由紀子は爽やかな笑顔を見せながら、言った。


ここで別れだ。


由紀子との会話が楽しかっただけに、別れたくなかった。


しかしここは、あっさりと引こう。


「こちらこそ、ありがとう。」


お互い、手を振りながら、別れた。


ホームに着くと、丁度電車が着たので、飛び乗った。


23時を回っているというのに、大勢の人が乗っていた。


いや、この時間帯だからこそ、多いのだ。


ただラッキーな事に、椅子に座れたのだ。


僕はスマホを取り出すと、由紀子にメールをした。


「今日はとても楽しかったよ。」


「遅くなってごめんね。」


「帰り気をつけて。
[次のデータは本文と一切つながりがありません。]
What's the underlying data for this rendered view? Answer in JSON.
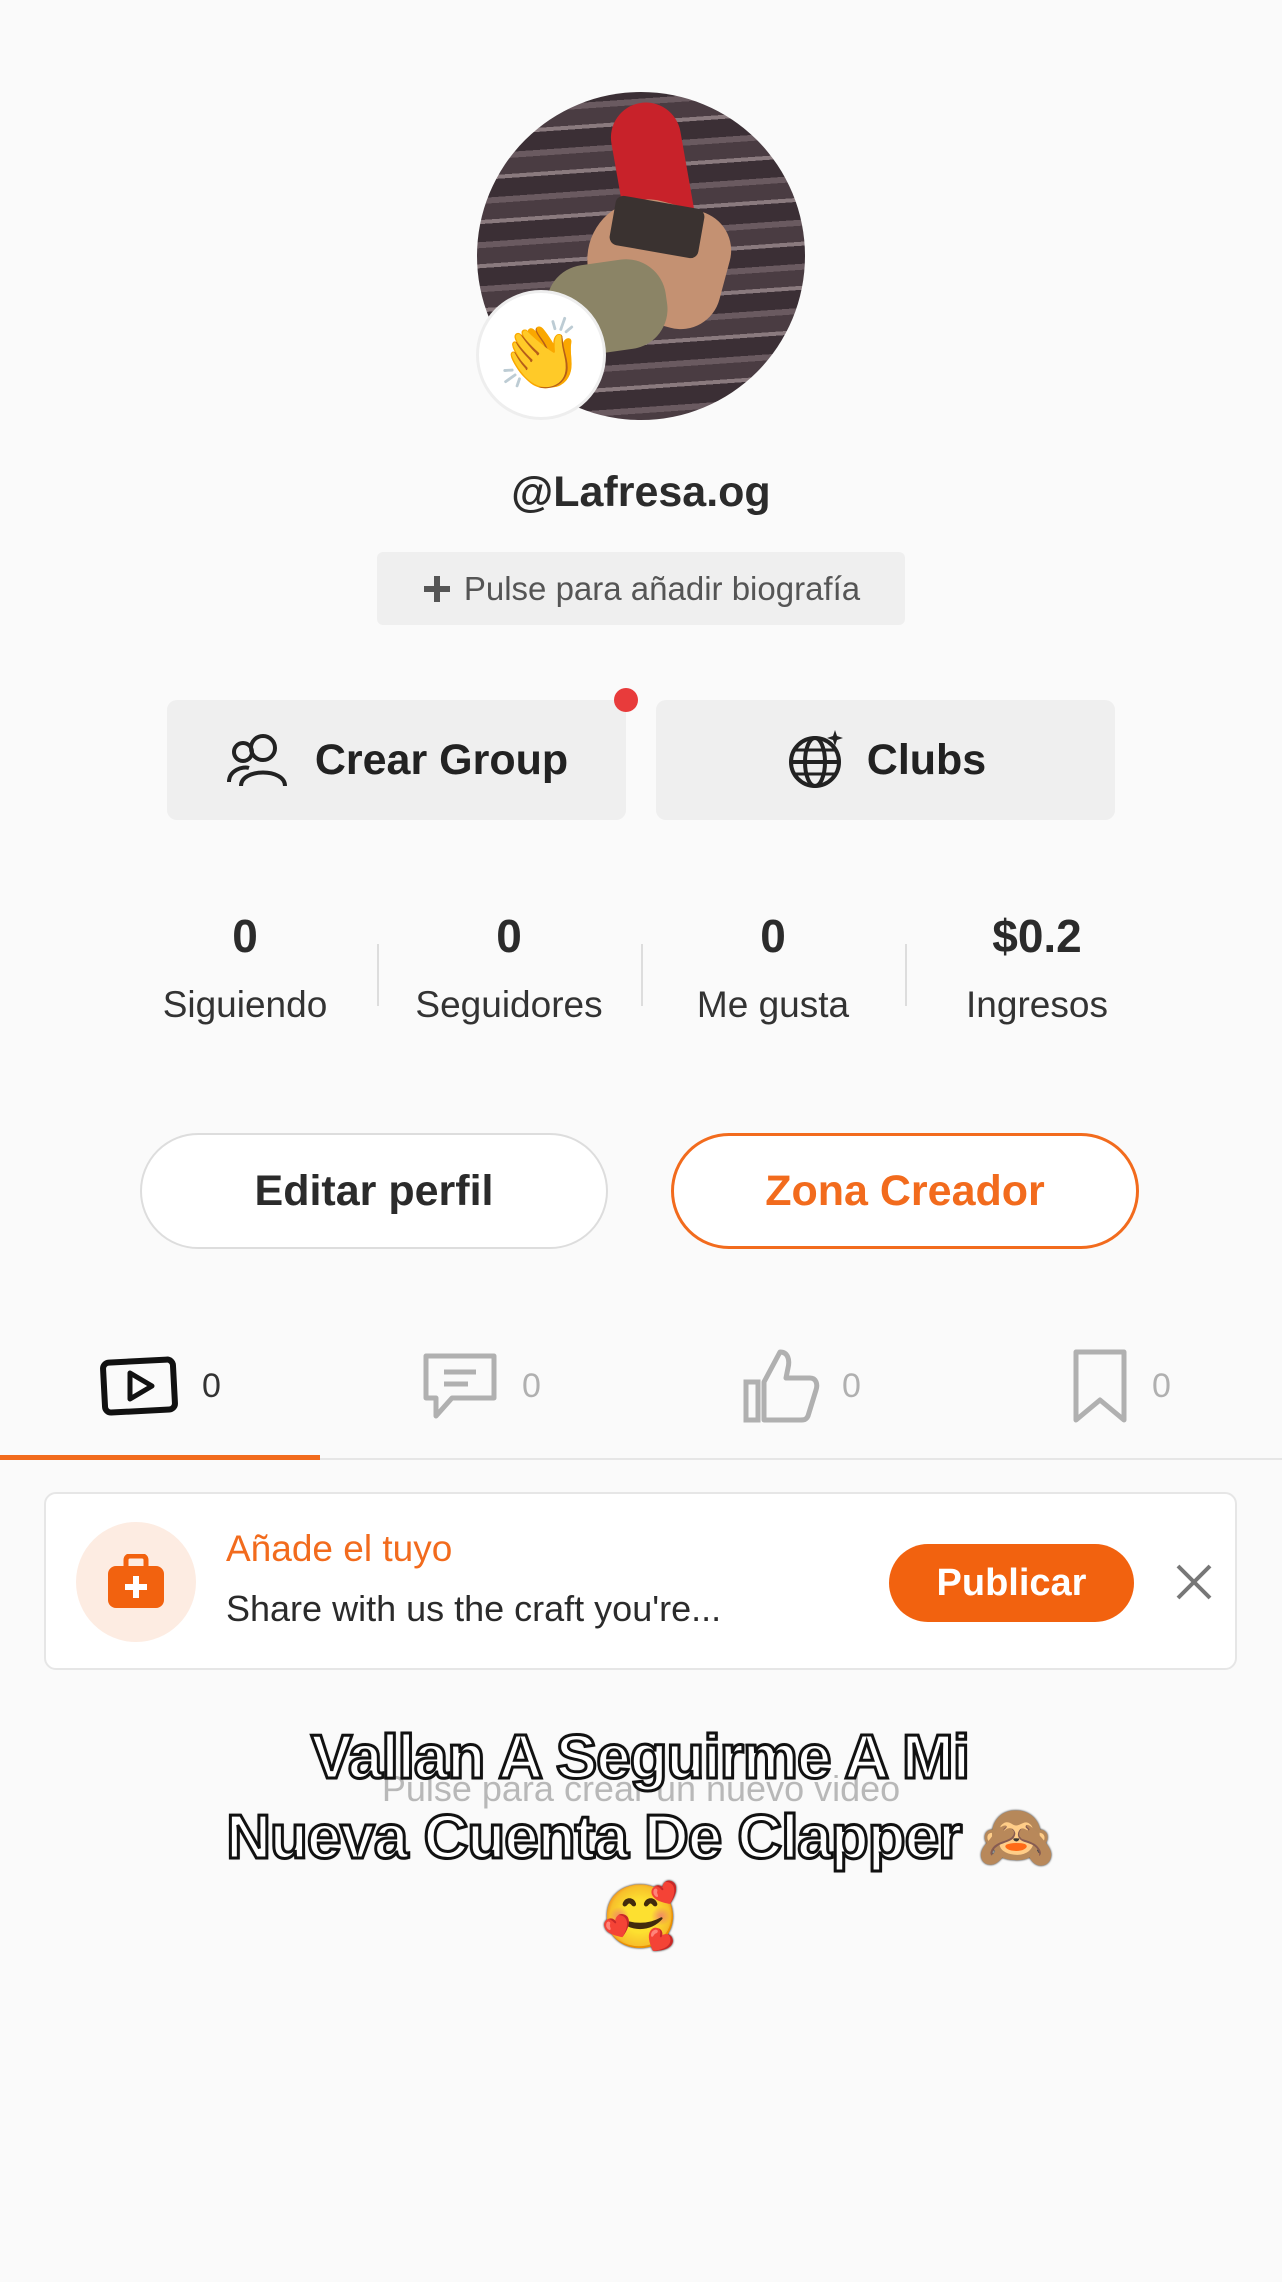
{
  "profile": {
    "username": "@Lafresa.og",
    "bio_prompt": "Pulse para añadir biografía",
    "badge_emoji": "👏"
  },
  "quick_actions": {
    "group_label": "Crear Group",
    "clubs_label": "Clubs"
  },
  "stats": [
    {
      "value": "0",
      "label": "Siguiendo"
    },
    {
      "value": "0",
      "label": "Seguidores"
    },
    {
      "value": "0",
      "label": "Me gusta"
    },
    {
      "value": "$0.2",
      "label": "Ingresos"
    }
  ],
  "buttons": {
    "edit_profile": "Editar perfil",
    "creator_zone": "Zona Creador"
  },
  "tabs": [
    {
      "icon": "video-icon",
      "count": "0"
    },
    {
      "icon": "comment-icon",
      "count": "0"
    },
    {
      "icon": "thumbs-up-icon",
      "count": "0"
    },
    {
      "icon": "bookmark-icon",
      "count": "0"
    }
  ],
  "promo": {
    "title": "Añade el tuyo",
    "subtitle": "Share with us the craft you're...",
    "publish_label": "Publicar"
  },
  "empty_hint": "Pulse para crear un nuevo video",
  "overlay_caption": {
    "line1": "Vallan A Seguirme A Mi",
    "line2": "Nueva Cuenta De Clapper 🙈",
    "line3": "🥰"
  },
  "colors": {
    "accent": "#f26b1d",
    "notification_dot": "#e83b3b"
  }
}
」


絵文字も一つ入れた。


由紀子に送ったメールは、すぐに既読になった。


そしてしばらくしてから返事がきた。


「こちらこそ、ありがとうございました。」


「久しぶりにお会いできて良かったです。」


「お仕事頑張って下さい。」


由紀子は、可愛らしいスタンプのイラストも送ってきた。


一緒に仕事をしている時では、こんな事は無かった。


由紀子も、職場が変わり、ある意味、僕とは対等な付き合いが出来ると思ったのかも知れない。


由紀子の絵文字が入ったメールとスタンプを見て、僕は嬉しくてにんまりとした表情になった。